MMV Medicines for Malaria Venture, ICC, Route de Pré-Bois 20, 1215 Geneva, Switzerland.
J Med Chem. 2025 Jan 9;68(1):590-637. doi: 10.1021/acs.jmedchem.4c02394. Epub 2024 Dec 22.
Malaria remains a serious global health challenge, yet treatment and control programs are threatened by drug resistance. Dihydroorotate dehydrogenase (DHODH) was clinically validated as a target for treatment and prevention of malaria through human studies with DSM265, but currently no drugs against this target are in clinical use. We used structure-based computational tools including free energy perturbation (FEP+) to discover highly ligand efficient, potent, and selective pyrazole-based DHODH inhibitors through a scaffold hop from a pyrrole-based series. Optimized pyrazole-based compounds were identified with low nM-to-pM cell potency and oral activity in a humanized SCID mouse malaria infection model. The lead compound DSM1465 is more potent and has improved absorption, distribution, metabolism and excretion/pharmacokinetic (ADME/PK) properties compared to DSM265 that support the potential for once-monthly chemoprevention at a low dose. This compound meets the objective of identifying compounds with potential to be used for monthly chemoprevention in Africa to support malaria elimination efforts.
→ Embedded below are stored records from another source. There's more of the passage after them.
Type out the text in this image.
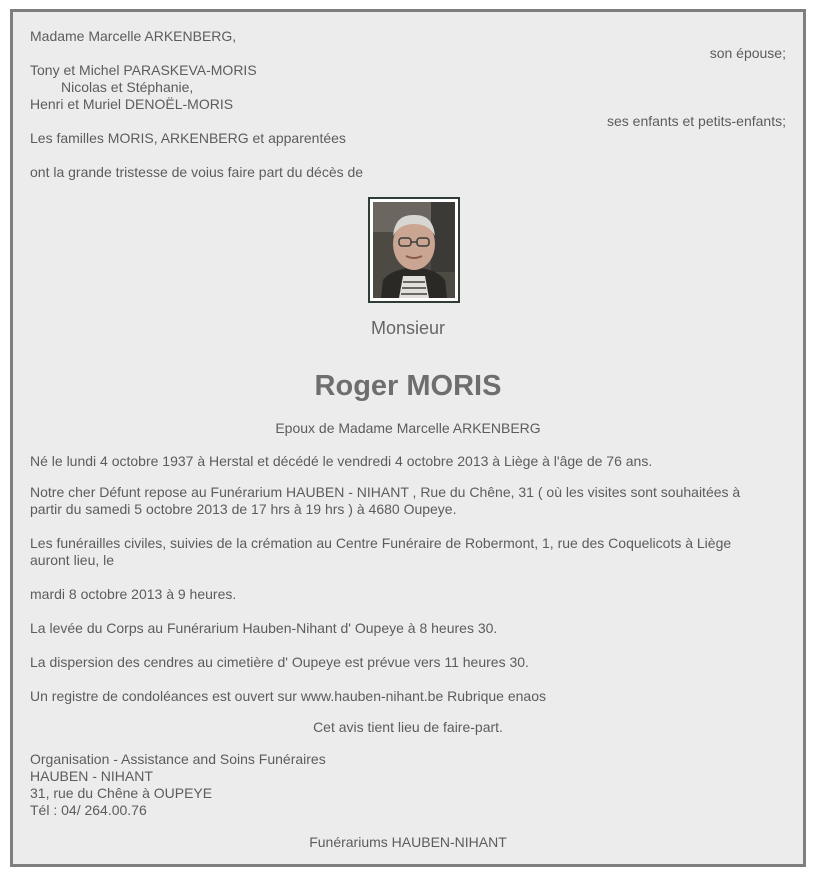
Madame Marcelle ARKENBERG,
son épouse;
Tony et Michel PARASKEVA-MORIS
Nicolas et Stéphanie,
Henri et Muriel DENOËL-MORIS
ses enfants et petits-enfants;
Les familles MORIS, ARKENBERG et apparentées
ont la grande tristesse de voius faire part du décès de
Monsieur
Roger MORIS
Epoux de Madame Marcelle ARKENBERG
Né le lundi 4 octobre 1937 à Herstal et décédé le vendredi 4 octobre 2013 à Liège à l'âge de 76 ans.
Notre cher Défunt repose au Funérarium HAUBEN - NIHANT , Rue du Chêne, 31 ( où les visites sont souhaitées à
partir du samedi 5 octobre 2013 de 17 hrs à 19 hrs ) à 4680 Oupeye.
Les funérailles civiles, suivies de la crémation au Centre Funéraire de Robermont, 1, rue des Coquelicots à Liège
auront lieu, le
mardi 8 octobre 2013 à 9 heures.
La levée du Corps au Funérarium Hauben-Nihant d' Oupeye à 8 heures 30.
La dispersion des cendres au cimetière d' Oupeye est prévue vers 11 heures 30.
Un registre de condoléances est ouvert sur www.hauben-nihant.be Rubrique enaos
Cet avis tient lieu de faire-part.
Organisation - Assistance and Soins Funéraires
HAUBEN - NIHANT
31, rue du Chêne à OUPEYE
Tél : 04/ 264.00.76
Funérariums HAUBEN-NIHANT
疟疾仍然是一项严峻的全球卫生挑战,然而治疗和控制计划正受到耐药性的威胁。二氢乳清酸脱氢酶(DHODH)已通过使用DSM265的人体研究在临床上被验证为治疗和预防疟疾的靶点,但目前尚无针对该靶点的药物用于临床。我们使用了包括自由能微扰(FEP+)在内的基于结构的计算工具,通过从基于吡咯的系列进行骨架跃迁,发现了高效、强效且具有选择性的基于吡唑的DHODH抑制剂。在人源化SCID小鼠疟疾感染模型中,确定了优化后的基于吡唑的化合物具有低纳摩尔至皮摩尔级别的细胞活性和口服活性。与DSM265相比,先导化合物DSM1465具有更强的效力,并具有改善的吸收、分布、代谢和排泄/药代动力学(ADME/PK)特性,这支持了其在低剂量下每月进行一次化学预防的潜力。该化合物符合鉴定有潜力用于非洲每月化学预防以支持疟疾消除工作的化合物这一目标。